David is a full time NHS consultant pathologist and has been lead pulmonary and skin pathologist at the University Hospital Coventry since 1997. He has led the project to adopt digital pathology at UHCW for the last 5 years.
He now heads the UHCW NHS Trust Digital Pathology Centre of Excellence (CoE), an academic venture exploring the use of this technology in routine histopathology. The CoE collaborates closely with Professor Nasir Rajpoot and colleagues at the Computer Science School University of Warwick and is currently evaluating algorithms aimed at improving pathologist’s ability to accurately grade cancers and the automation of mundane time consuming quantitative tasks.
His other research interests are in improving early lung cancer diagnosis, and the pathology of neuroendocrine lung tumours.
After taking over as clinical director in 2009 he has established the Yvonne Carter Chair of Pathology at the University of Warwick and the centralisation of cellular pathology for Coventry and Warwickshire Pathology Services.
Title: Algorithm development and strategy for digital pathology in the future
Although it is now widely accepted that modern digital pathology solutions provide a viable alternative to conventional light microscopy for the purposes of diagnostic histopathology, conversion to the new modality is impeded by the lack of a return on the investment required.

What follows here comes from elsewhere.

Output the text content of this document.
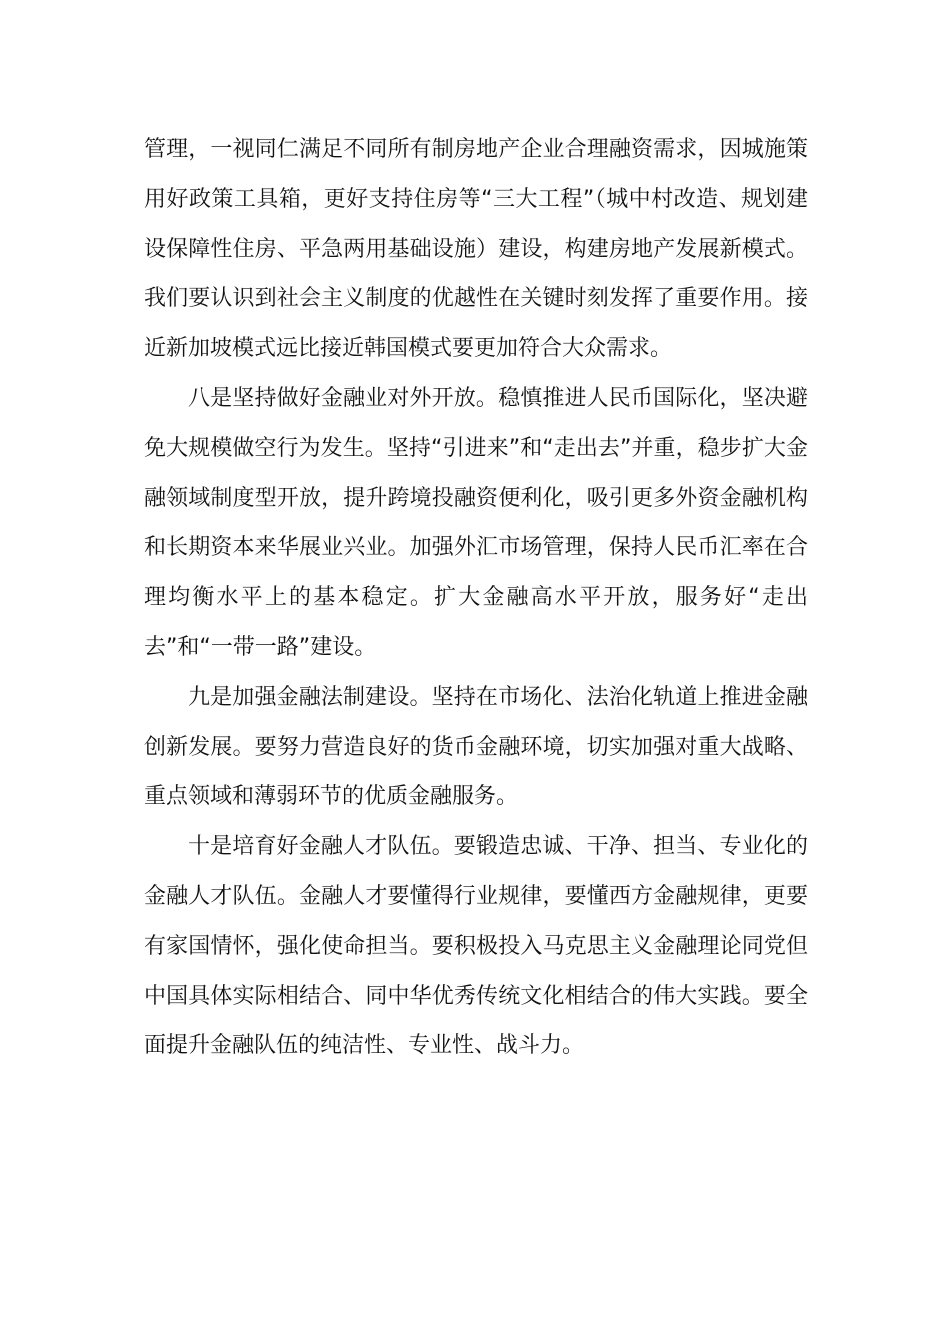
管理，一视同仁满足不同所有制房地产企业合理融资需求，因城施策用好政策工具箱，更好支持住房等“三大工程”（城中村改造、规划建设保障性住房、平急两用基础设施）建设，构建房地产发展新模式。我们要认识到社会主义制度的优越性在关键时刻发挥了重要作用。接近新加坡模式远比接近韩国模式要更加符合大众需求。

八是坚持做好金融业对外开放。稳慎推进人民币国际化，坚决避免大规模做空行为发生。坚持“引进来”和“走出去”并重，稳步扩大金融领域制度型开放，提升跨境投融资便利化，吸引更多外资金融机构和长期资本来华展业兴业。加强外汇市场管理，保持人民币汇率在合理均衡水平上的基本稳定。扩大金融高水平开放，服务好“走出去”和“一带一路”建设。

九是加强金融法制建设。坚持在市场化、法治化轨道上推进金融创新发展。要努力营造良好的货币金融环境，切实加强对重大战略、重点领域和薄弱环节的优质金融服务。

十是培育好金融人才队伍。要锻造忠诚、干净、担当、专业化的金融人才队伍。金融人才要懂得行业规律，要懂西方金融规律，更要有家国情怀，强化使命担当。要积极投入马克思主义金融理论同党但中国具体实际相结合、同中华优秀传统文化相结合的伟大实践。要全面提升金融队伍的纯洁性、专业性、战斗力。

The development of algorithms which successfully exploit the potential for computer assistance in the task of routine histopathology is feasible and once achieved will ensure digital pathology becomes the best practice modality.
In this talk we review the areas of diagnostic pathology which are likely to be exploited in algorithm development, the progress made to date, the strategy for implementation and likely effects this will have on the delivery of diagnostic histopathology services.

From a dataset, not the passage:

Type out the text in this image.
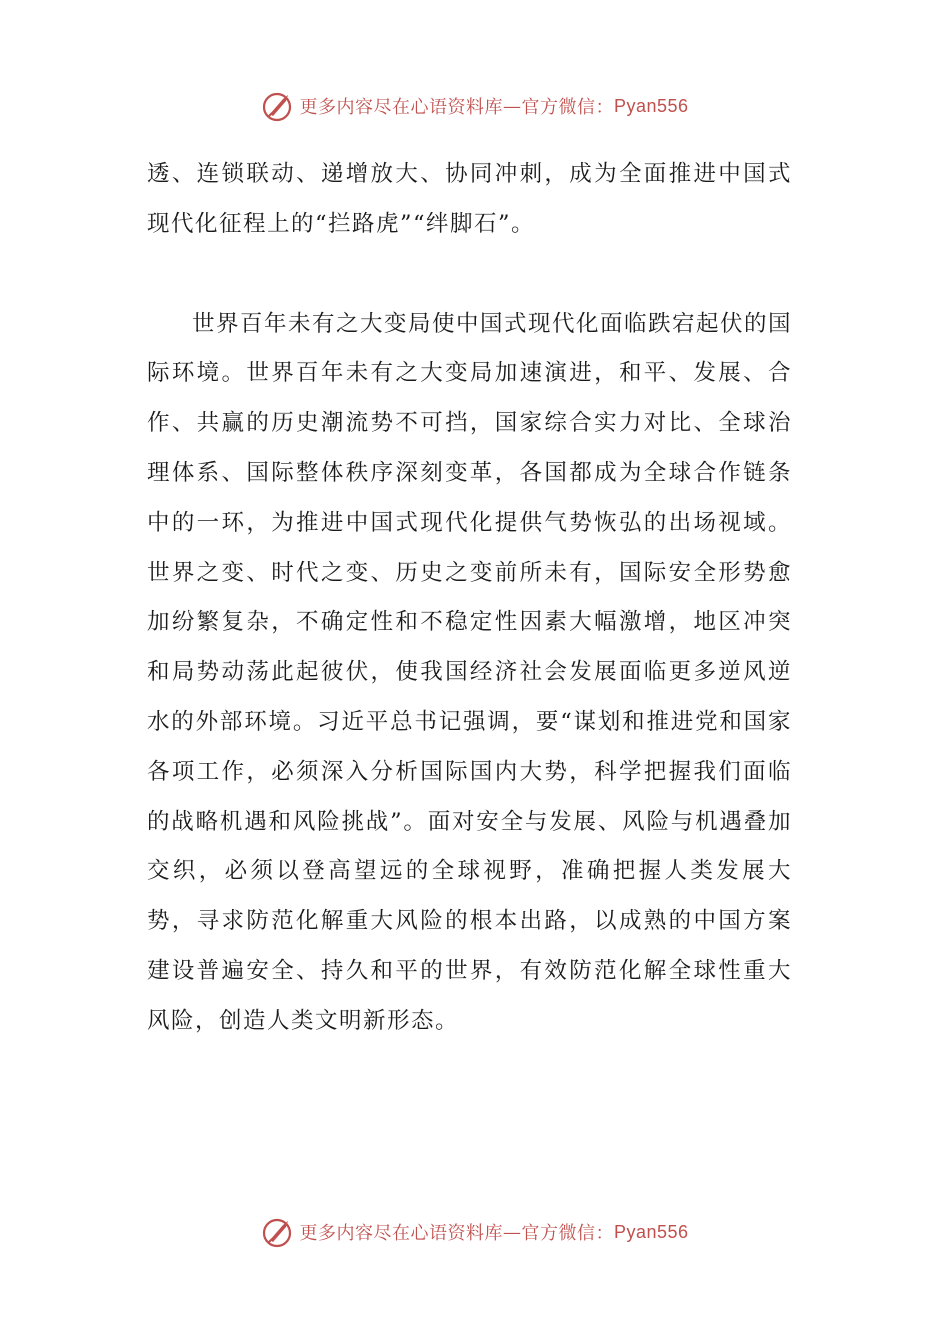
更多内容尽在心语资料库 — 官方微信： Pyan556

透、连锁联动、递增放大、协同冲刺，成为全面推进中国式现代化征程上的“拦路虎”“绊脚石”。

世界百年未有之大变局使中国式现代化面临跌宕起伏的国际环境。世界百年未有之大变局加速演进，和平、发展、合作、共赢的历史潮流势不可挡，国家综合实力对比、全球治理体系、国际整体秩序深刻变革，各国都成为全球合作链条中的一环，为推进中国式现代化提供气势恢弘的出场视域。世界之变、时代之变、历史之变前所未有，国际安全形势愈加纷繁复杂，不确定性和不稳定性因素大幅激增，地区冲突和局势动荡此起彼伏，使我国经济社会发展面临更多逆风逆水的外部环境。习近平总书记强调，要“谋划和推进党和国家各项工作，必须深入分析国际国内大势，科学把握我们面临的战略机遇和风险挑战”。面对安全与发展、风险与机遇叠加交织，必须以登高望远的全球视野，准确把握人类发展大势，寻求防范化解重大风险的根本出路，以成熟的中国方案建设普遍安全、持久和平的世界，有效防范化解全球性重大风险，创造人类文明新形态。

更多内容尽在心语资料库 — 官方微信： Pyan556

At the most basic level digital pathology algorithms are computational tools that function to interrogate the pixel level data in the digital pathology image in order to extract information which is of diagnostic or prognostic use. Although most of these tools have at their core the recognition of the same cellular vents and details with which pathologists are familiar, they broadly fall into two quite different groups. In the downstream group are pathologist supervised applications where the data from a region of interested detected by the pathologist can be quantified to produce a value range that has the potential to be more accurate and reproducible than the pathologist. This enables algorithms to be used in providing prognostic information and deciding treatment options for oncological patients and patients with progressive fibro-inflammatory conditions. The upstream group includes the algorithms based on pattern recognition and deployed to search through large volumes of pixel data for patterns of diagnostic interest. These types of algorithms are of use diagnostically the in automation of slide reading and the detection of rare events.

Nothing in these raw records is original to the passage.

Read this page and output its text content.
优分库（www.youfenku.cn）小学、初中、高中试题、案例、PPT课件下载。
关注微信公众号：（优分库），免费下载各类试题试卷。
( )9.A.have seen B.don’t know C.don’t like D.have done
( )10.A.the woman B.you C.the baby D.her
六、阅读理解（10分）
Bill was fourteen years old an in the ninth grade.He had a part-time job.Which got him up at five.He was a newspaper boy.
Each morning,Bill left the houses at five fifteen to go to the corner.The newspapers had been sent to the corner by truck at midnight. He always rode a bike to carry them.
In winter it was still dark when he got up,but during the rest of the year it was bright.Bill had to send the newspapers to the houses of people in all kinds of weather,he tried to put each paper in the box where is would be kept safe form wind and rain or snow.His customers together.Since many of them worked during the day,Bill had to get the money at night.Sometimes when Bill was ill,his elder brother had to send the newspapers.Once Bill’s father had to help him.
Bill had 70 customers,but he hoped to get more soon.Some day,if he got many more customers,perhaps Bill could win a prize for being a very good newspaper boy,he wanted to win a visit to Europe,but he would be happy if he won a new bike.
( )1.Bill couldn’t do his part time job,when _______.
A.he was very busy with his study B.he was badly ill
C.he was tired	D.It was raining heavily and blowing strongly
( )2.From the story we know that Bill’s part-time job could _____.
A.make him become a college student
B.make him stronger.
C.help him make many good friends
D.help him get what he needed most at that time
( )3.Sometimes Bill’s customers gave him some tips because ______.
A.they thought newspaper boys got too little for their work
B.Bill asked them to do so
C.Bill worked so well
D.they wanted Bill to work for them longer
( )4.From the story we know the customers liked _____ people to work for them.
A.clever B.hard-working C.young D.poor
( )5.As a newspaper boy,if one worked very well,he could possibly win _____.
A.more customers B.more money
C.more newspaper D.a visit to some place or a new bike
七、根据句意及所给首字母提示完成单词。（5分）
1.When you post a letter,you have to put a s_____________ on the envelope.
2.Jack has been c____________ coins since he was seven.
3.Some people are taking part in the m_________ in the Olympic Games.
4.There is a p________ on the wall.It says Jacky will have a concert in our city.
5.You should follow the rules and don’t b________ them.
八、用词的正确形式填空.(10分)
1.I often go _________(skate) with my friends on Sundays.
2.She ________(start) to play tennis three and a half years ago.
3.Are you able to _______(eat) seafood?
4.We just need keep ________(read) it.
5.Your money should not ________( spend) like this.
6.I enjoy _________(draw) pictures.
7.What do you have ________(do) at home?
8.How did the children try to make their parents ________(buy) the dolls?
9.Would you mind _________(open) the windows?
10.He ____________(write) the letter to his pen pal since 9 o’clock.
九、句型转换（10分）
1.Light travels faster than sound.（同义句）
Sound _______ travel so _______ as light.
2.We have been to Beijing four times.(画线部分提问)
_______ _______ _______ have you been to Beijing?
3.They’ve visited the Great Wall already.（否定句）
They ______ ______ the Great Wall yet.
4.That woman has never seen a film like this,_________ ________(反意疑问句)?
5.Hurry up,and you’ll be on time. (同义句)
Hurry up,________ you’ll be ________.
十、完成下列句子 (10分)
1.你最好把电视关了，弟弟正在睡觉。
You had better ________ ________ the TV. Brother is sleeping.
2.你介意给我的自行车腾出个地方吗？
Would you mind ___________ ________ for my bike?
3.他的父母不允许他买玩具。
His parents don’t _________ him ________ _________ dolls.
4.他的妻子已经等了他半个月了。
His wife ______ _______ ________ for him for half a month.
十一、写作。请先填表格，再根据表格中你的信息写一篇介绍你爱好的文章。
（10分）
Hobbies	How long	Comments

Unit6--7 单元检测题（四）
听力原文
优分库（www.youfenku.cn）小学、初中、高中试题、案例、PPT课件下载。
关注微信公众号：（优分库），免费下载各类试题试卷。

The successful adoption of these algorithms will have a number of implications for pathology services. Upstream algorithms are very likely to depend on the export of large numbers of whole slide images, each containing gigabytes of data, from the digital pathology database to separate servers where the algorithms will be run and then for the results re-imported back into the digital pathology archive. This enables centralisation of the upstream algorithm work which may be feasible for a region-wide approach and provide some economies of scale. These algorithms are going to be less stressed by speed requirements but have much greater scale of computational requirements. Conversely the downstream algorithms are going to be run by the pathologist as they identify regions of interest and will therefore need to be working on the diagnostic workstation and required to run at diagnostic speed in such a way as to minimise the disruption to the diagnostic workflow. The results need to be readily imported into the report and delivered to the laboratory information.